I have to admit, I used to kind of be a “gaited horse breed snob” in the sense that I had absolutely no interest in them, since their quirky gaits had no place in the dressage or jumping arena. But I have a handful of riding experiences that I call my “chilly” experiences because they left the hair standing on the back of my neck (in a good way!). They include the first time I felt impulsion, the first time I jumped big on a horse with scope, the first time I galloped bareback… but they also include the first time I ever experienced different gaits, like when I cantered a Missouri Fox Trotter up a hill… I’ll never forget that powerful rocking-horse motion! And when I let Strider, my husband’s Tennessee Walker, pick his footing up a bouldery-path in the running walk and I did not feel a single stone beneath us. Now to add to my list, Sego’s awe-inspiring speed trot… I’ve never experienced anything like it before! I think that’s what’s so exciting about gaited horses… Just when you think you have the four gaits and their hoof-placements memorized, incomes a gaited horse with something entirely new. I definitely have a new found respect for them.
Overall, I am pretty inexperienced with gaited horses. It seems that most gaited breeds have something to replace the trot, that bouncy-bounce gait. And from my experience, most gaited horses are more than capable of regular gaits… the walk, trot, canter and gallop. While these different movements come natural to gaited horse breeds, it takes either an experienced rider or a well-trained horse to ask for and to keep the gait. I know that Strider can trot but we discourage him from trotting so that he keeps his smooth, ground-covering running walk. It’s therefore fascinating to me that many Standardbreds are capable of trotting or gaiting on cue. They are so versatile that they can be anything from a racking horse to a dressage mount. A cart horse to a saddle horse. A racehorse to a pleasure mount. And sometimes, all of the above. This, to me, only distinguishes their intelligence further. A forgotten by most, yet loved by some, American invention.

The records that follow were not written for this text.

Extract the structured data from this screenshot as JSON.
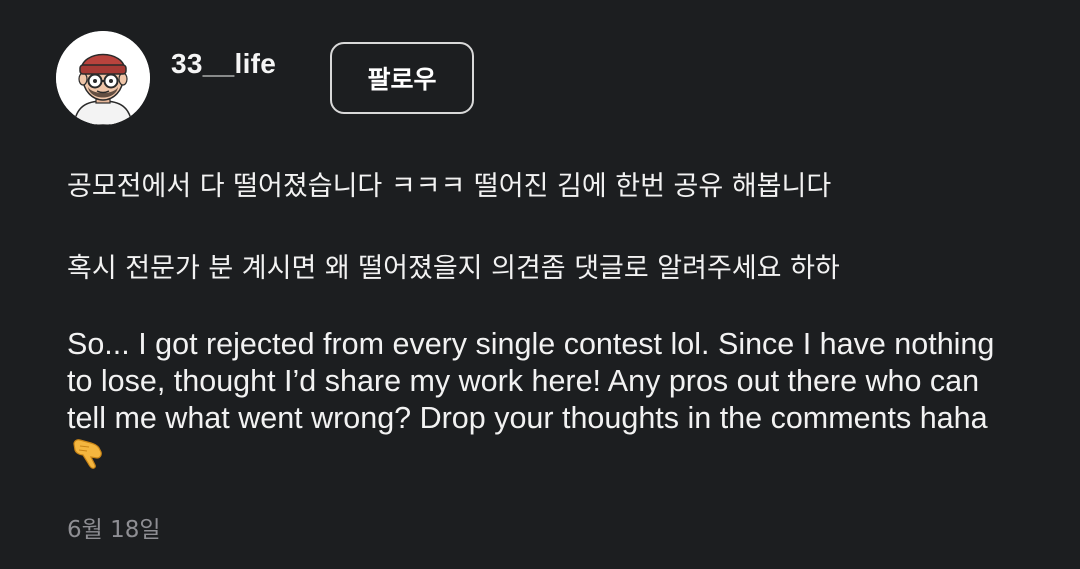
{
  "post": {
    "username": "33__life",
    "follow_label": "팔로우",
    "paragraph_ko_1": "공모전에서 다 떨어졌습니다 ㅋㅋㅋ 떨어진 김에 한번 공유 해봅니다",
    "paragraph_ko_2": "혹시 전문가 분 계시면 왜 떨어졌을지 의견좀 댓글로 알려주세요 하하",
    "paragraph_en": "So... I got rejected from every single contest lol. Since I have nothing to lose, thought I’d share my work here! Any pros out there who can tell me what went wrong? Drop your thoughts in the comments haha",
    "emoji_icon": "backhand-index-pointing-down-icon",
    "date": "6월 18일"
  },
  "colors": {
    "background": "#1c1e20",
    "text": "#f2f2f2",
    "muted": "#8e8e93",
    "button_border": "#d9d9d9"
  }
}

How is it that he, the Standardbred, is forgotten? Misunderstood? Sego Lily is unlike any horse I have ever worked with or trained. She makes me fascinated and bewildered at the Standardbred breed altogether. RUS (Racing trotting horses Under Saddle) is growing in popularity in Europe and Canada… I hope that it continues to grow in popularity, and with it, I hope the Standardbred regains his fame in the country he was born in.